Diversification Opportunities for Power REIT and Re Max
-0.29 | Correlation Coefficient |
Very good diversification
The 3 months correlation between Power and RMAX is -0.29. Overlapping area represents the amount of risk that can be diversified away by holding Power REIT and Re Max Holding in the same portfolio, assuming nothing else is changed. The correlation between historical prices or returns on Re Max Holding and Power REIT is a relative statistical measure of the degree to which these equity instruments tend to move together. The correlation coefficient measures the extent to which returns on Power REIT are associated (or correlated) with Re Max. Values of the correlation coefficient range from -1 to +1, where. The correlation of zero (0) is possible when the price movement of Re Max Holding has no effect on the direction of Power REIT i.e., Power REIT and Re Max go up and down completely randomly.
Pair Corralation between Power REIT and Re Max
Allowing for the 90-day total investment horizon Power REIT is expected to under-perform the Re Max. But the stock apears to be less risky and, when comparing its historical volatility, Power REIT is 1.06 times less risky than Re Max. The stock trades about -0.07 of its potential returns per unit of risk. The Re Max Holding is currently generating about 0.16 of returns per unit of risk over similar time horizon. If you would invest 1,234 in Re Max Holding on August 27, 2024 and sell it today you would earn a total of 170.00 from holding Re Max Holding or generate 13.78% return on investment over 90 days.

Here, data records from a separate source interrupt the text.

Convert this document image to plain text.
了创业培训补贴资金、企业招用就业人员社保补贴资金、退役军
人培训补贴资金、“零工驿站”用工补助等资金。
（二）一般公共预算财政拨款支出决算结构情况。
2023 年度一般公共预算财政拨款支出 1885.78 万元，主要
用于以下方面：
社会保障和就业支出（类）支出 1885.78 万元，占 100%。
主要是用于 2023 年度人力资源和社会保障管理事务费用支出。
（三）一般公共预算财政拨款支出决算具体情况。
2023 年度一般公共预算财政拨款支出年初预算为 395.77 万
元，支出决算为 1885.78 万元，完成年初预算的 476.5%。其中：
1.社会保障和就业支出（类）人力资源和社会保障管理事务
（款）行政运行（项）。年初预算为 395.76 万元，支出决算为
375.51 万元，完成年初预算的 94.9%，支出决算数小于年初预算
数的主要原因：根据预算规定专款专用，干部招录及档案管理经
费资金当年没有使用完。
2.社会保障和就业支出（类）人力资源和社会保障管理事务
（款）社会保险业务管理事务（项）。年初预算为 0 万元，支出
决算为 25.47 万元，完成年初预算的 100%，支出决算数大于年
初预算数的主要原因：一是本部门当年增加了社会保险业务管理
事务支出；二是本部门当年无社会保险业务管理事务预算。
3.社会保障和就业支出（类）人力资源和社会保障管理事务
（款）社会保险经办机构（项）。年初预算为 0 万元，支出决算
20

Time Period | 3 Months [change] |
Direction | Moves Against |
Strength | Insignificant |
Accuracy | 100.0% |
Values | Daily Returns |
Power REIT vs. Re Max Holding
Performance |
Timeline |
Power REIT |
Re Max Holding |
Power REIT and Re Max Volatility Contrast
Predicted Return Density |
Returns |
Pair Trading with Power REIT and Re Max
The main advantage of trading using opposite Power REIT and Re Max positions is that it hedges away some unsystematic risk. Because of two separate transactions, even if Power REIT position performs unexpectedly, Re Max can make up some of the losses. Pair trading also minimizes risk from directional movements in the market. For example, if an entire industry or sector drops because of unexpected headlines, the short position in Re Max will offset losses from the drop in Re Max's long position.Power REIT vs. Broadstone Net Lease | Power REIT vs. Armada Hflr Pr | Power REIT vs. Brightspire Capital | Power REIT vs. Safehold |
Re Max vs. Investcorp Credit Management | Re Max vs. Medalist Diversified Reit | Re Max vs. Aquagold International | Re Max vs. Morningstar Unconstrained Allocation |
Check out your portfolio center.Note that this page's information should be used as a complementary analysis to find the right mix of equity instruments to add to your existing portfolios or create a brand new portfolio. You can also try the My Watchlist Analysis module to analyze my current watchlist and to refresh optimization strategy. Macroaxis watchlist is based on self-learning algorithm to remember stocks you like.